Saliento que questionar é necessário! Muitas práticas das igrejas hoje, talvez até a maioria, são costumes inventados por legalistas. Sou totalmente a favor a questionarmos tudo isso. Acho que o maior problema hoje da igreja está na ignorância, ou seja, na falta de consciência da essência das coisas de Deus.
Mas na minha opinião faltou equilíbrio do Viola ao redigir sua obra. Provavelmente não recomendarei esse livro aos meus colegas de caminhada, simplesmente por considerá-lo perigoso. Conhecer é importante, mas mais do que conhecer historicamente a origem das práticas é conhecermos a essência do nosso Deus. É como a diferença de um universitário que estuda as Escrituras como tese teológica de um cristão que lê as Escrituras para conhecer e caminhar com seu Criador. As vezes a narrativa de Frank me pareceu um religioso querendo comprovar sua que sua religião estava históricamente equivocada e queria voltar a ser como os religiosos do século I, enquanto deveria estar deixando a religião de lado e viver exclusivamente a simplicidade do caminhar com Deus.
Entenda que não vejo obrigatoriedade de ninguém a praticar nenhum rito, seja qual for. Nem mesmo pertencer a uma instituição eu acho obrigatório. Acho que tudo o que alguém faz ou deixa de fazer é de foro íntimo. O que estou sendo contra o livro é na intenção do autor, em praticamente toda sua obra, de demonizar quaisquer práticas extra-bíblicas.

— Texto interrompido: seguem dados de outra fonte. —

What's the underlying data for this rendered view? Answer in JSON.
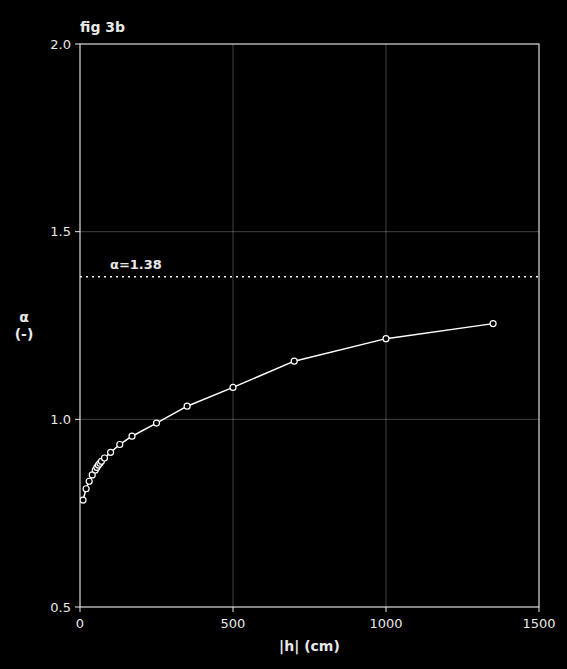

Uma das minhas principais discordâncias, foi do autor referenciar a “Igreja Primitiva” como um modelo perfeito a ser seguido eternamente. Uma vez disse a um amigo que pensar assim é tão equivocado quanto a considerar a oração do “Pai Nosso” um ritual pra cumprirmos (como lei) do que um exemplo da liberdade e da proximidade que temos com nosso Criador. Um fator ignorado por Viola é por exemplo as cartas paulinas, escritas praticamente com objetivo de resolver problemas da igreja. Ele combateu em suas cartas a carnalidade, legalismo, oportunismo, divisão e heresias das principais igrejas mencionadas no Novo Testamento. Em outras palavras, as igrejas eram complicadas e exigiram atenção de Paulo para adverti-las.

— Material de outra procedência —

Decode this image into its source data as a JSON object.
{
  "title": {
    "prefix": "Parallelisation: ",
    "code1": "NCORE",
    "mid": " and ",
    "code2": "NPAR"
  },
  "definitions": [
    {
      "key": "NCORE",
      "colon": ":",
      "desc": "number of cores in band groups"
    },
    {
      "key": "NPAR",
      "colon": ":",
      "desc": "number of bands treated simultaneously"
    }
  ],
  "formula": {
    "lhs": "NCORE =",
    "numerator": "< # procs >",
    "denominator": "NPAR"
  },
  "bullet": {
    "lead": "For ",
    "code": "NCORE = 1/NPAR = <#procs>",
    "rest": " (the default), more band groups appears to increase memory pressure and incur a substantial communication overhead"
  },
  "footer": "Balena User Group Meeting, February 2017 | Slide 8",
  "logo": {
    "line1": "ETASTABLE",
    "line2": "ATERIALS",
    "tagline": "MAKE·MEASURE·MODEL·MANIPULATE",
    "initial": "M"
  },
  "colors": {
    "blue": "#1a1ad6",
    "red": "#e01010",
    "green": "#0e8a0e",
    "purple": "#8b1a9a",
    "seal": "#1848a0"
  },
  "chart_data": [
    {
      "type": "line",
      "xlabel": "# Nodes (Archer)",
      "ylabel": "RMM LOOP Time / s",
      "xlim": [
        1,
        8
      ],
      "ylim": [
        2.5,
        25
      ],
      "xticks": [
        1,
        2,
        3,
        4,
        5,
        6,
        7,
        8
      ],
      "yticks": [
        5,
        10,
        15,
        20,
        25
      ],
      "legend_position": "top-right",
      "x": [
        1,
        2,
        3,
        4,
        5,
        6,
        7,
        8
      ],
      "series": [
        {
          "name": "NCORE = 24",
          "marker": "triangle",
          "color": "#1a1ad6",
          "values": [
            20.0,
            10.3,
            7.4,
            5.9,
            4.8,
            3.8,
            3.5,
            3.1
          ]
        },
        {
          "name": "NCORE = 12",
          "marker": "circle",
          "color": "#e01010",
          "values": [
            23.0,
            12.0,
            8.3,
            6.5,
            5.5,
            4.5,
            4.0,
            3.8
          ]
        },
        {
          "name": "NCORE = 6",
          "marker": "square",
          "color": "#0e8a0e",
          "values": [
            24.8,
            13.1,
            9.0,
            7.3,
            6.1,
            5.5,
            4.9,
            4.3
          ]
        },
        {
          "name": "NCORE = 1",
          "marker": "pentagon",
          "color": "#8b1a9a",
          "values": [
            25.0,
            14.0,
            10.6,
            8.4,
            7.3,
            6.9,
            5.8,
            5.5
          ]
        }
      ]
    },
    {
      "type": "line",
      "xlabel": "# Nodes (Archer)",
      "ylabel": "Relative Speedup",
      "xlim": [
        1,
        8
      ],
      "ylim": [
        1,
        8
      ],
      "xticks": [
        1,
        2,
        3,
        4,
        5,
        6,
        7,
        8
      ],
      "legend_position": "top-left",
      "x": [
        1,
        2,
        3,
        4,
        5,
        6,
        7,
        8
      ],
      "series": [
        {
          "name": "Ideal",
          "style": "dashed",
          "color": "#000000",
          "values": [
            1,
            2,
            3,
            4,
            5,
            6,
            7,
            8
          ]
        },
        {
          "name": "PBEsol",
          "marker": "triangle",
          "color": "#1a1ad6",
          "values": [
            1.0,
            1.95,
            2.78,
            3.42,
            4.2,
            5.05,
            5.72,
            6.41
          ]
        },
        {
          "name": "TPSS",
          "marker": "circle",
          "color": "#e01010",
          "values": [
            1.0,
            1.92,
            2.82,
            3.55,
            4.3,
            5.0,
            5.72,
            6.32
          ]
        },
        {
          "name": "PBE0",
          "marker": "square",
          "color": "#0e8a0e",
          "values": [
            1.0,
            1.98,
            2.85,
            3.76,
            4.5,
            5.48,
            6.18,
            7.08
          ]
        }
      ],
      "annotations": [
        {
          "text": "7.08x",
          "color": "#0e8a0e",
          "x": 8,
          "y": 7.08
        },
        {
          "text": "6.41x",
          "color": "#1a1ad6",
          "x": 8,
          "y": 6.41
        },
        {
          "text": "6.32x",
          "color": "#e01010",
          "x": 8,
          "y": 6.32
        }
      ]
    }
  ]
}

Abaixo vou mencionar uma das palavras de Frank no primeiro capítulo que gostei e anotei, mas que acabaram sendo contraditas por ele próprio no restante do livro, uma pena:
“[…] O uso de cadeiras e grossos tapetes tampouco têm apoio bíblico. Ambos foram inventados pelos pagãos. Mas quem disse que sentar em uma cadeira ou utilizar grossos tapetes é “ruim” pelo simples fato de ser uma invenção pós-bíblica dos pagãos? A realidade é que muitas coisas que fazemos em nossa cultura têm raízes pagãs. Considere nosso calendário. Os nomes dias da semana e dos meses do ano são homenagens a deuses pagãos. Mas, o uso do calendário não torna ninguém pagão. […]”
- Conclusão
Aos amigos que estão lendo minha resenha e estão lendo ou já leram o livro “Cristianismo Pagão”, de Frank Viola, deixo um amoroso recado: Tomem cuidado! Não há liberdade de quem quer isentar uma lei instituindo outra. Como tenho sempre dito: “Somente é livre pra não ir no culto todo domingo aqueles que são livres pra ir, caso queiram”. A legalidade não está naquilo que você pratica, mas na sua consciência. Frank inúmeras vezes demonizou as práticas como anti-cristãs, mas não percebe que está sujeito a religião histórica cristã, o que faz dele um religioso tão quanto aos que ele condena.